Chef vom Dienst: Tobias Schall (tos)

Stuttgart - Vor Jahren ist man als Deutscher bei der Darts-WM im Alexandra Palace in London noch ein Exot gewesen. Mit dem Satz „I’m from Germany“ war man ein kleiner Star. Heute kann es einem passieren, dass man Karten für den britischen Sport-Karneval im „Ally Pally“ kauft und neben einem dann eine Gruppe aus Oberbayern in bayerischen Trachten sitzt.

 

Man spricht deutsch. Zumindest auch.

Das deutsche Element im Zuschauerraum wird von Jahr zu Jahr größer, um die 7500 Fans, hat der Verband PDC errechnet, werden dieses Jahr aus „good, old Germany“ zur WM kommen (leider hat manch einer so unpassende Fußball-Gesänge wie „Ohne Holland fahr’n wir zur WM“ mitgebracht). Nur auf der Bühne schlägt sich das nicht so recht nieder: Wenn es bei der WM zur Sache geht, sitzen die deutschen Spieler meist wieder zu Hause auf dem Sofa und schauen Sport 1. Noch nie hat ein Deutscher das WM-Achtelfinale erreicht. Und da kommt jetzt Max Hopp ins Spiel. Der Bursche ist erst 20 Jahre alt, aber spielt schon zum fünften Mal bei der WM mit, 2015 war das Talent Junioren-Weltmeister. Und wenn es im deutschen Darts einmal hü statt hott geht, dann hü dank Hopp.

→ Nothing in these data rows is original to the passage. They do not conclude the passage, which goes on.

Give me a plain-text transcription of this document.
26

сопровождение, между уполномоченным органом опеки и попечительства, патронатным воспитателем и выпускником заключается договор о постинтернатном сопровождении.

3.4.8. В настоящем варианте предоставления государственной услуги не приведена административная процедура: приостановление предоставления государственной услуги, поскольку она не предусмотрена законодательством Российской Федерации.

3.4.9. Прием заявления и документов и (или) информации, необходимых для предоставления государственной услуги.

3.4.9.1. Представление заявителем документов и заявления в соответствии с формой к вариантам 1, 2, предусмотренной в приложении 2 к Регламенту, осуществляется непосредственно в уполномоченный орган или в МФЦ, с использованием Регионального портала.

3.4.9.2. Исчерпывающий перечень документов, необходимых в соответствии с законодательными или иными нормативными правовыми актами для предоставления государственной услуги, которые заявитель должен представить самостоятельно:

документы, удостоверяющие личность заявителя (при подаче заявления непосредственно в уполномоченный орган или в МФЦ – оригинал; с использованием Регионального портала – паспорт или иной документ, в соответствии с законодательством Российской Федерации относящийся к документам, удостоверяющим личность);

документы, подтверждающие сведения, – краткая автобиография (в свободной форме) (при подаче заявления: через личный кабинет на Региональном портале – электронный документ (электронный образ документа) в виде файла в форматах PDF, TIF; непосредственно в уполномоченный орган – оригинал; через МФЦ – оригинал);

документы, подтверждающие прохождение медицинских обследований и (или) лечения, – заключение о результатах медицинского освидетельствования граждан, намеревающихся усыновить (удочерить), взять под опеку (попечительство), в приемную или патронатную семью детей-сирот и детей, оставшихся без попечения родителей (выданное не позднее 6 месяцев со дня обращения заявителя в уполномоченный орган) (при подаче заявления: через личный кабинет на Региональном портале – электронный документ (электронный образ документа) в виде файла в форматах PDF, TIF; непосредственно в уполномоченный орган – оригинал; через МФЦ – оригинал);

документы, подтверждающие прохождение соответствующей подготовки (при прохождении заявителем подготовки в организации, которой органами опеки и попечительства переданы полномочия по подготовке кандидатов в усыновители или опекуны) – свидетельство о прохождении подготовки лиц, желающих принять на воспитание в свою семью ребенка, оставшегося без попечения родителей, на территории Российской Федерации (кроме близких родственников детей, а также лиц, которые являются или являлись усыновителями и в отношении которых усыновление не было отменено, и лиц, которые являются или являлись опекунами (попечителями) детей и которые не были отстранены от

Am Mittwoch (14 Uhr/Sport 1) trifft er in der zweiten Runde auf den Belgier Kim Huybrechts. Hopp ist Außenseiter, aber nach seinem starken Auftritt in Runde eins trauen ihm die Experten durchaus etwas zu, wenn es optimal läuft.

Der Traum von einem Boris Becker mit Pfeilen

Das ist der große Traum des PDC-Chefs Barry Hearn. Der umtriebige Promoter hat Darts zum Multi-Millionen-Pfund-Event und Premiumprodukt geformt und treibt die Expansion voran. Deutschland als wichtigster europäischer Markt spielt dabei eine Schlüsselrolle.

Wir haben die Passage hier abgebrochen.